One glance at John Artzberger's auto body shop along Highway 8 in Butler County makes his political leanings clear: A "Let's Go Brandon" flag flies from the shop's marquee, and Trump paraphernalia covers a large wall near the entrance. When one customer asked him to place a Barnette lawn sign out front, he did not hesitate to agree. Still, the sign was just a sign - he said he was undecided and considering voting for either Barnette or Oz.
"She's 100% on our side - close the border, pro-life," Artzberger, 68, said of Barnette. "If she gets it, she's going to be for the people." Like many other Republicans in Butler County, Artzberger views Oz's previous time in the spotlight with disdain.
"But then again, Trump had been in the public eye, too, and he ended up being really with us," he said. "I've changed, so maybe he changed, too."
In Laughlintown in Westmoreland County, it takes about 10 steps to travel from the front porch of Testa's old Craftsman to the front doors of the small brick church next door. In that short distance lies a glimpse of the Republican Party's identity crisis.
Jonathan Huddleston, 48, the minister of Laughlintown Christian Church, calls himself a Never-Trump Republican but remains committed to the party to, in part, "help vote the wackos out." He, too, is undecided - he is considering voting for McCormick, who tried but failed to win the Trump endorsement.
"I want to support the (Mitt) Romneys of the world, the reasonable leaders, the ones who drew me to begin with," Huddleston said. "Now I'm searching to find people like that. All of the other voices are drowning them out."
Some Republican voters said they had tried to tune out the deluge of attack ads on television from McCormick and Oz, who have each spent millions of dollars of their own wealth in the race. The backlash against the Oz and McCormick ads appeared to benefit Barnette, who has spent less than $200,000 in her campaign.
"It's just every moment, and nothing about what they say they're going to do or how they're going to help people," said Jeannie Gsell, 70, who lives in Greensburg, about 30 miles east of Pittsburgh.
In 2020, Gsell, a registered Republican, voted for President Joe Biden, after some convincing from her liberal daughter. But she said she had been disappointed by his time in the White House. She plans to vote in Tuesday's Republican primary but is still undecided.
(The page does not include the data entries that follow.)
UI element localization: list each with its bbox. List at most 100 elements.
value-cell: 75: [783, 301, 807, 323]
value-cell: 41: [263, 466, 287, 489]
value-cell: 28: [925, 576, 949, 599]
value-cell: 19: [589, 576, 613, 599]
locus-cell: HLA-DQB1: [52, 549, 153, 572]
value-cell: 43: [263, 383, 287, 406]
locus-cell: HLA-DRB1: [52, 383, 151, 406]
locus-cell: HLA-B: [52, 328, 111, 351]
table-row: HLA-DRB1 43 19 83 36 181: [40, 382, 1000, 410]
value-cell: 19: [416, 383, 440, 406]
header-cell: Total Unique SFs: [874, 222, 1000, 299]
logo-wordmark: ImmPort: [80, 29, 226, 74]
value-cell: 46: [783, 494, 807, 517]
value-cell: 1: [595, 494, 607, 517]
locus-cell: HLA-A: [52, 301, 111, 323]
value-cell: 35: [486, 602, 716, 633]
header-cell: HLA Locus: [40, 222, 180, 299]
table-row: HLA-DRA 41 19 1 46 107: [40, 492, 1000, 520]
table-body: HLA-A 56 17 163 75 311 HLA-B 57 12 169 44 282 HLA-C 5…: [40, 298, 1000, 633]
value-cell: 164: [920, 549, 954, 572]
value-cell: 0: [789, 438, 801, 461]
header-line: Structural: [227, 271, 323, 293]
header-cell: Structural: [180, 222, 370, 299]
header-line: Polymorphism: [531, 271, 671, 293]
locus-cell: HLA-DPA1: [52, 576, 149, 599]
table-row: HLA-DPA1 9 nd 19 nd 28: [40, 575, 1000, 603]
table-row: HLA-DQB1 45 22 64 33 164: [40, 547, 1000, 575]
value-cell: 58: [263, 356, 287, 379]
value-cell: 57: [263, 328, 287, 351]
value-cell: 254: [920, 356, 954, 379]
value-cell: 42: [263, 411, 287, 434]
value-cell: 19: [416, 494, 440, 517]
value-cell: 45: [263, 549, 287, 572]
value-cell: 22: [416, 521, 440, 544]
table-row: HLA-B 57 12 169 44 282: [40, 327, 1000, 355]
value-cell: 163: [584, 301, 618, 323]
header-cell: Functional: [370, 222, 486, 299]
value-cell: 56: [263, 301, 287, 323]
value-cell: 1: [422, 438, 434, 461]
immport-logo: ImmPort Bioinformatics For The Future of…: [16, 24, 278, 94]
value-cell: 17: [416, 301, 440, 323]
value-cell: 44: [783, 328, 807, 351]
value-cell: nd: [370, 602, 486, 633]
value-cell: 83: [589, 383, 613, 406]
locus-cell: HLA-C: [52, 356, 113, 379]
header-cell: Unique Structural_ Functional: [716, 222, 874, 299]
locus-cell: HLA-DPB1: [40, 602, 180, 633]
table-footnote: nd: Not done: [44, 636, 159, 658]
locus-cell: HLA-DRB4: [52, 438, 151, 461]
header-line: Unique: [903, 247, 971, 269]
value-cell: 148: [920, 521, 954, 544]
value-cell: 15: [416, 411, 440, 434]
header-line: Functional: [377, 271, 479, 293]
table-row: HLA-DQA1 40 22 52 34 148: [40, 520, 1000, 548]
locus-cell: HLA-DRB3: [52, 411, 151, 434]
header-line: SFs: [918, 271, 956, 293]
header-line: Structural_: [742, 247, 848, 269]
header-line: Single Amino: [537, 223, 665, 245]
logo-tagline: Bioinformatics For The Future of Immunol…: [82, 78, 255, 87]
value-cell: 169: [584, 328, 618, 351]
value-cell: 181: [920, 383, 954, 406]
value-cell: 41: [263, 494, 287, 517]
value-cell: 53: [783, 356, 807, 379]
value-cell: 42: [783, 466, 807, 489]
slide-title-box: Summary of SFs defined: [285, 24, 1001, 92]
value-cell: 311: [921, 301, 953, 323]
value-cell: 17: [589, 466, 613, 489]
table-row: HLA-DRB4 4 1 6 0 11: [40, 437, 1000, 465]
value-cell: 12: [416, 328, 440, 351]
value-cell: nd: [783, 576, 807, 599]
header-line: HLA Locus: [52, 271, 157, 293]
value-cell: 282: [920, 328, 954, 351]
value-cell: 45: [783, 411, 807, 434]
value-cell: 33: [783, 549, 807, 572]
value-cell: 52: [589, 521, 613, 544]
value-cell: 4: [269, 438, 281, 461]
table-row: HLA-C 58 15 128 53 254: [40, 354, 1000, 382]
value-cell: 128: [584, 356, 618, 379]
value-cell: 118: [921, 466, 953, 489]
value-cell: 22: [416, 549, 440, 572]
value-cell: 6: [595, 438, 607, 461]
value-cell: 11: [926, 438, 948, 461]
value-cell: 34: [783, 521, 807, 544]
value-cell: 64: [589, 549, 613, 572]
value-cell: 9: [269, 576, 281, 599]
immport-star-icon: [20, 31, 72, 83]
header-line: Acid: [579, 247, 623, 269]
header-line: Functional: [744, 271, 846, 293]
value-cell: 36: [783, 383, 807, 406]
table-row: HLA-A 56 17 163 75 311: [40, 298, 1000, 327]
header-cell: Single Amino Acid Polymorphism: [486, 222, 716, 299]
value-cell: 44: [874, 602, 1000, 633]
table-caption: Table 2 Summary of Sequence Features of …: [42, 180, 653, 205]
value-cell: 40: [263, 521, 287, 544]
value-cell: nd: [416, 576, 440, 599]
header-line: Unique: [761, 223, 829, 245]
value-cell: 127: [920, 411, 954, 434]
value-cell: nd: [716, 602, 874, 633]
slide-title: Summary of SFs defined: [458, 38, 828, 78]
She said she would make up her mind by deciding whom she finds most sincere.
"People should be going to Washington to take care of regular people's priorities, not taking care of themselves and getting more rich or more famous," Gsell said.
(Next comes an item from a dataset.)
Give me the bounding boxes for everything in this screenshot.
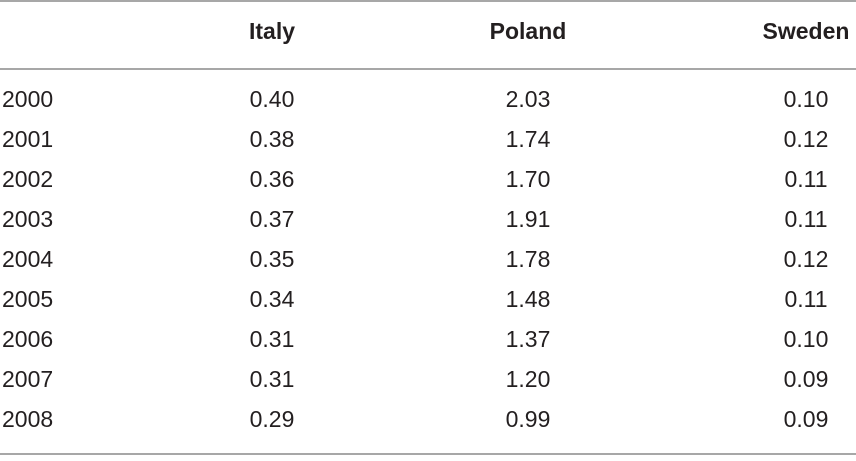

In downtown Butler, a working-class city north of Pittsburgh, Brittney Meehan, a 34-year-old server, said the two most important issues for her were "guns and weed - two that don't usually go together."
Meehan said she was "not absolutely sold on voting Republican," citing her commitment to supporting gun rights and abortion rights. "What I want is a real person, not people who are up on that level, but are just in touch as human beings," she added.
Meehan said she wished "people would just hear each other out when they disagree," a sentiment shared by Huddleston, the minister in Laughlintown.
"I want to have honesty and respect. Is that really so impossible now?" Huddleston said as he sat in the church pews one recent afternoon.
He thinks about voters like his next-door neighbor Testa and wonders what will become of moderate Republicans like himself. The two men know each other, but they haven't spoken about politics directly. He noticed his neighbor's many bumper stickers. One of them reads, "I pledged an oath to protect against foreign and domestic." He wondered about the meaning. For now, though, he said, "I haven't felt it was the neighborly thing to do to ask."